2024年7月的德黑兰,街头没有欢呼,没有庆祝,甚至没有太多人谈论刚刚落幕的总统大选。
对于数千万人(8800万)来说,这更像是一场早已写好剧本的默片:改革派候选人佩泽什基安(也译作佩泽希齐扬,下同)在“意外”中胜出,但最高领袖哈梅内伊的落寞与强硬派的稳如泰山,却构成了极其诡异的画面。
西方媒体欢呼“伊朗转向”,国内不少人惊呼“温和派回归”,但如果你真的看懂了德黑兰的政治肌理,就会发现这一切不过是一场精心设计的政治魔术——用左手的喧哗,掩盖右手早已完成的绝杀。
魔术的底牌,早就被掀开了:这早就不是一个靠宗教凝聚力运转的神权共和国,而是一个披着黑色袈裟的纯正“军政府”。伊斯兰革命卫队(IRGC)不仅掌控着枪杆子,垄断了钱袋子,更在2024年完成了对伊朗政治中枢的最后一场“静默政变”。

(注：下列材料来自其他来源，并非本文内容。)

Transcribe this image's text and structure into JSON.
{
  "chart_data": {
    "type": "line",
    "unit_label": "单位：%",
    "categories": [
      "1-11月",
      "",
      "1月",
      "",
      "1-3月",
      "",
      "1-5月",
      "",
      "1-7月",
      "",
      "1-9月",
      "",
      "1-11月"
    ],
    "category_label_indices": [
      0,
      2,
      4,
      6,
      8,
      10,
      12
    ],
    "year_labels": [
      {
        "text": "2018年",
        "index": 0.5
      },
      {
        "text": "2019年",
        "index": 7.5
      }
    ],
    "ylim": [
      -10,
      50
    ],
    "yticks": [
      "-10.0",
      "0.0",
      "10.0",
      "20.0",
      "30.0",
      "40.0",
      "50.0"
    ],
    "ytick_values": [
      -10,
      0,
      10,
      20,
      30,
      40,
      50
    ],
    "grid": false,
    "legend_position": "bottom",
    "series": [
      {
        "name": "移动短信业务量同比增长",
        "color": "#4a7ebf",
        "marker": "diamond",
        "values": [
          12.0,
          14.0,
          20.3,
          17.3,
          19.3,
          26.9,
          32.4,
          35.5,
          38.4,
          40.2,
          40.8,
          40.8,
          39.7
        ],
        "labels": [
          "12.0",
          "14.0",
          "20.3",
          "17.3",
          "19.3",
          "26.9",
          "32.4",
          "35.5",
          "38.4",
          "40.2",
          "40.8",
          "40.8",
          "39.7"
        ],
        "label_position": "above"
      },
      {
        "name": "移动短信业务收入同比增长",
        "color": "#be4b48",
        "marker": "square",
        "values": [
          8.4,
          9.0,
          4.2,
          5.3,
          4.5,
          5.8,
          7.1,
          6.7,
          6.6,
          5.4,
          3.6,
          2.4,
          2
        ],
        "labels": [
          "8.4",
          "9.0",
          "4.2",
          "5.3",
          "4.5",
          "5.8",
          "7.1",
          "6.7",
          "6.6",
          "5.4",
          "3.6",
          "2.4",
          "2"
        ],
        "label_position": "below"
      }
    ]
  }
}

他们拿走了一切,并且,连伊朗的未来也一并锁进了保险柜。
一、教科书式的静默政变
要理解革命卫队的强悍,你首先要看懂他们是如何把一场关乎国运的选举,玩成了一场“指鹿为马”的服从性测试。
时间拨回2024年6月,前总统莱希在直升机坠毁中离奇丧生,伊朗被迫在极短时间内重启大选。按照常理,这本该是体制内反对派(如前总统鲁哈尼、内贾德)卷土重来的绝佳窗口。
然而,拥有绝对候选人资格审查权的“宪法监护委员会”,直接上演了政治史上最粗暴的筛选:超过6000人报名,最终只剩6人获准参选。所有真正的改革派、温和派,被一刀切全部清零。

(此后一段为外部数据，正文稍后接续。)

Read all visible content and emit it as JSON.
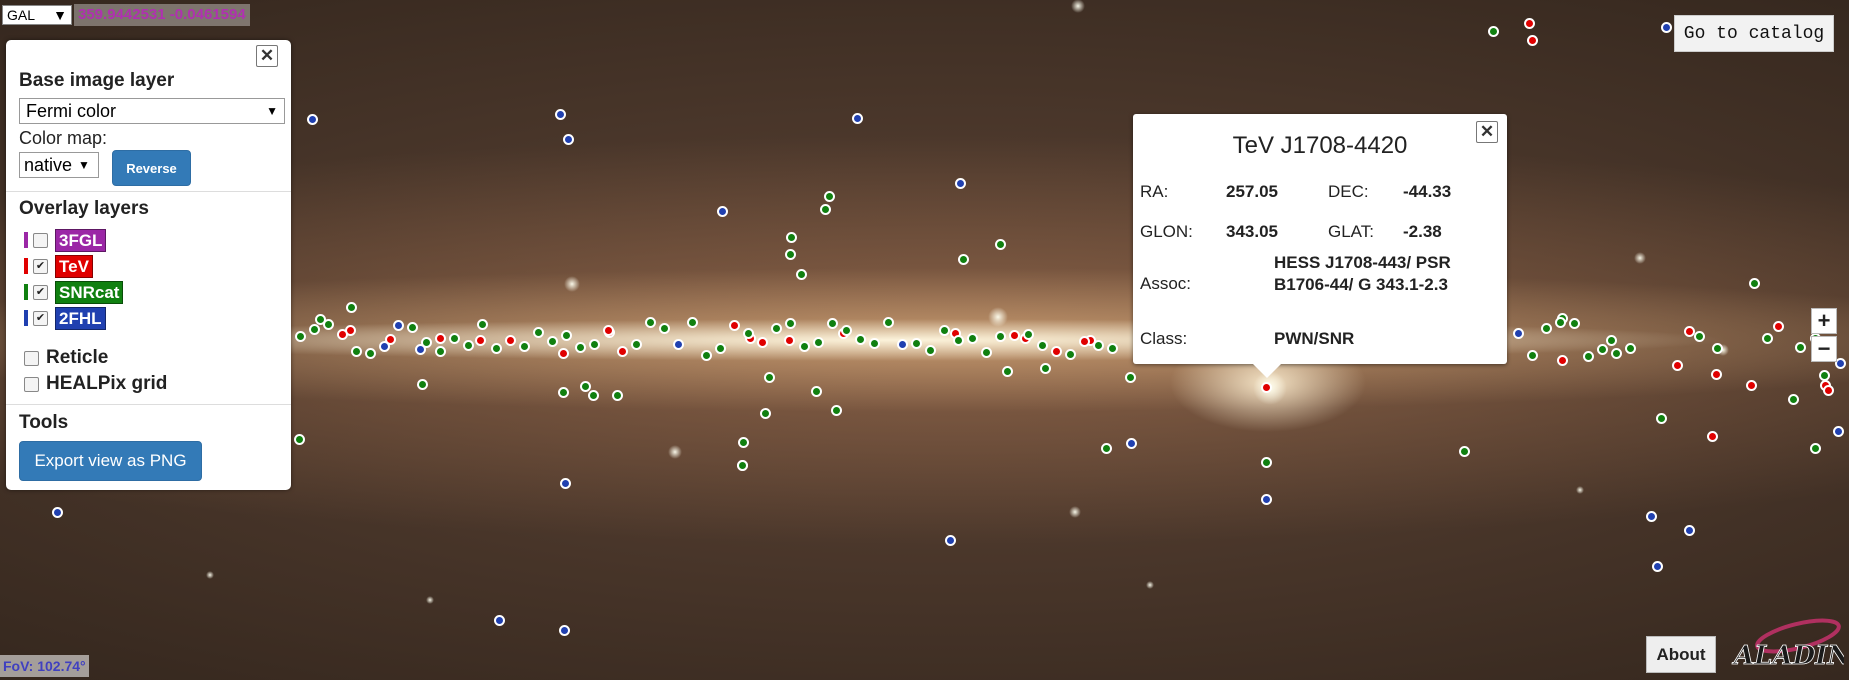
{
  "view": {
    "frame": "GAL",
    "coordinates": "359.9442531 -0.0461594",
    "fov_label": "FoV: 102.74°"
  },
  "panel": {
    "base_layer_heading": "Base image layer",
    "base_layer_value": "Fermi color",
    "color_map_label": "Color map:",
    "color_map_value": "native",
    "reverse_label": "Reverse",
    "overlay_heading": "Overlay layers",
    "overlays": [
      {
        "label": "3FGL",
        "color": "#9b27a6",
        "checked": false
      },
      {
        "label": "TeV",
        "color": "#e00000",
        "checked": true
      },
      {
        "label": "SNRcat",
        "color": "#108010",
        "checked": true
      },
      {
        "label": "2FHL",
        "color": "#2040b0",
        "checked": true
      }
    ],
    "reticle_label": "Reticle",
    "healpix_label": "HEALPix grid",
    "tools_heading": "Tools",
    "export_label": "Export view as PNG"
  },
  "popup": {
    "title": "TeV J1708-4420",
    "ra_label": "RA:",
    "ra_value": "257.05",
    "dec_label": "DEC:",
    "dec_value": "-44.33",
    "glon_label": "GLON:",
    "glon_value": "343.05",
    "glat_label": "GLAT:",
    "glat_value": "-2.38",
    "assoc_label": "Assoc:",
    "assoc_value": "HESS J1708-443/ PSR B1706-44/ G 343.1-2.3",
    "class_label": "Class:",
    "class_value": "PWN/SNR"
  },
  "controls": {
    "goto_catalog": "Go to catalog",
    "zoom_in": "+",
    "zoom_out": "−",
    "about": "About",
    "logo_text": "ALADIN"
  },
  "icons": {
    "close": "close-icon",
    "dropdown": "chevron-down-icon"
  },
  "colors": {
    "tev": "#e00000",
    "snr": "#108010",
    "fhl": "#2040b0",
    "button_blue": "#337ab7"
  }
}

剩下的6个人里,唯一带有“温和”标签的佩泽什基安,根本不是什么体制的破局者,而是革命卫队精心挑选的“安全阀”。
为什么选他?因为2022年的“头巾运动”后,伊朗民间的怨气已经到了临界点。
如果再搞一个贾利利(极端强硬派、核谈判破坏者)当总统,西方制裁加码,国内经济彻底窒息,革命卫队自己的利益也会受损。
于是,他们放出了一个只会喊几句“解禁互联网”、“放松头巾法”的佩泽什基安,用来吸收民间的不满情绪,充当政治减震器。
但这绝不意味着交权。我们来看一组残酷的数据对比:在伊朗的权力架构中,总统连军队的调动权都没有,更别提核计划、情报系统和外交底线。
佩泽什基安赢了选票,但他面对的是什么?是强硬派绝对掌控的议会(290席中保守派占250席以上),是革命卫队出身的议长卡利巴夫,是直接对最高领袖负责的司法系统。
这场大选的本质,是革命卫队向世人宣告:我们允许你们投票,但我们只提供我们选好的人。总统不再是国家掌舵人,而是彻底沦为了革命卫队这尊庞大神像前的“群演”。
只要剧本不脱轨,你随便演;一旦触碰红线,随时让你滚蛋!
二、革命卫队完成全产业链吞并
很多人对军政府的理解,还停留在“坦克架在议会门口”的丛林时代。革命卫队的高明之处在于,他们不搞粗糙的军事政变,而是搞“全产业链吞并”。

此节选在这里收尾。